Rebecca F. Kuang es una autora chino-norteamericana (nació en China, pero a los cuatro años se mudó a Estados Unidos con sus padres), licenciada en Historia por la Universidad de Georgetown y graduada en estudios chinos, de traducción y literarios en las universidades de Oxford, Cambridge y Yale, respectivamente. Saltó a la fama por su aclamada trilogía The Poppy War que le procuró las nominaciones a los premios Hugo, Nebula, Locus y World Fantasy y le otorgó una beca en el prestigioso programa Marshall. Su novela Babel, autoconclusiva, es toda una metáfora anti-colonialista que señala la desigualdad histórica entre naciones, clases sociales, razas y géneros pese a tratarse de una historia fantástica ambientada en la primera mitad del siglo XIX.
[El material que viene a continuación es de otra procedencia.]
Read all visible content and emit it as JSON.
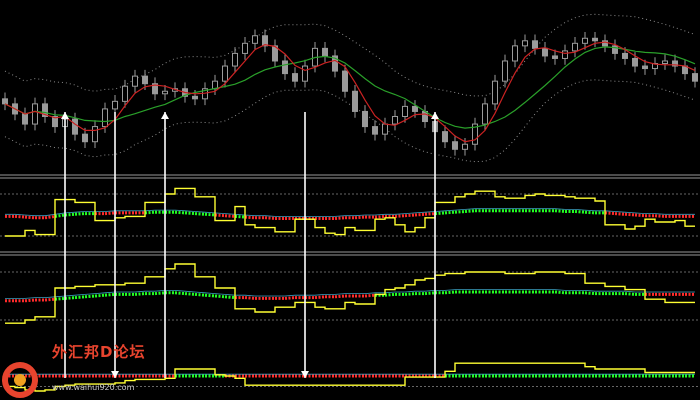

Es un poco injusto etiquetar Babel como distopía cuando la recreación de su mundo histórico se aleja tan poco del real, apenas por la magia de unas barras de plata. Porque el colonialismo, el imperialismo, la explotación de seres humanos, la discriminación por el color de la piel, el género o la religión son tan reales y próximos a la realidad de principios del siglo XIX que el lector apenas tiene la sensación de estar leyendo fantasía. Si bien es cierto que la historia tarda en arrancar y hay que tener paciencia, Babel es una novela de prosa ágil y sencilla (a veces, demasiado aséptica para quienes gustamos de estilos más marcados), aunque correctísima, que atrapa por sus personajes y por el dilema moral al que se ven expuestos. Los puntos fuertes de la novela son la relación que se establece entre sus cuatro protagonistas, la denuncia social/política/cultural que expone la autora con contundencia y, para mí, ese Oxford maravilloso de los años veinte y treinta del siglo XIX, con las agujas góticas de sus colegios universitarios, la biblioteca Bodleian, la Radcliffe, el teatro Sheldonian y sus increíbles jardines. Es ese Oxford real, un pelín distorsionado para dejar espacio a la torre de Babel (magnífica invención de Rebecca F. Kuang), un escenario mucho más mágico que el precepto sobrenatural que rige la trama del libro, un precepto que podría resumirse en el poder del lenguaje, en el potencial de los matices de una traducción. En resumen, una novela original y bien planteada, de ritmo desigual, pero con unos personajes rotundos, un sistema de magia que juega con la etimología y los matices del lenguaje y la traducción, y la idea de que combatir la injusticia y la desigualdad en inferioridad de condiciones convierte a las personas corrientes en héroes o en villanos. Me ha encantado.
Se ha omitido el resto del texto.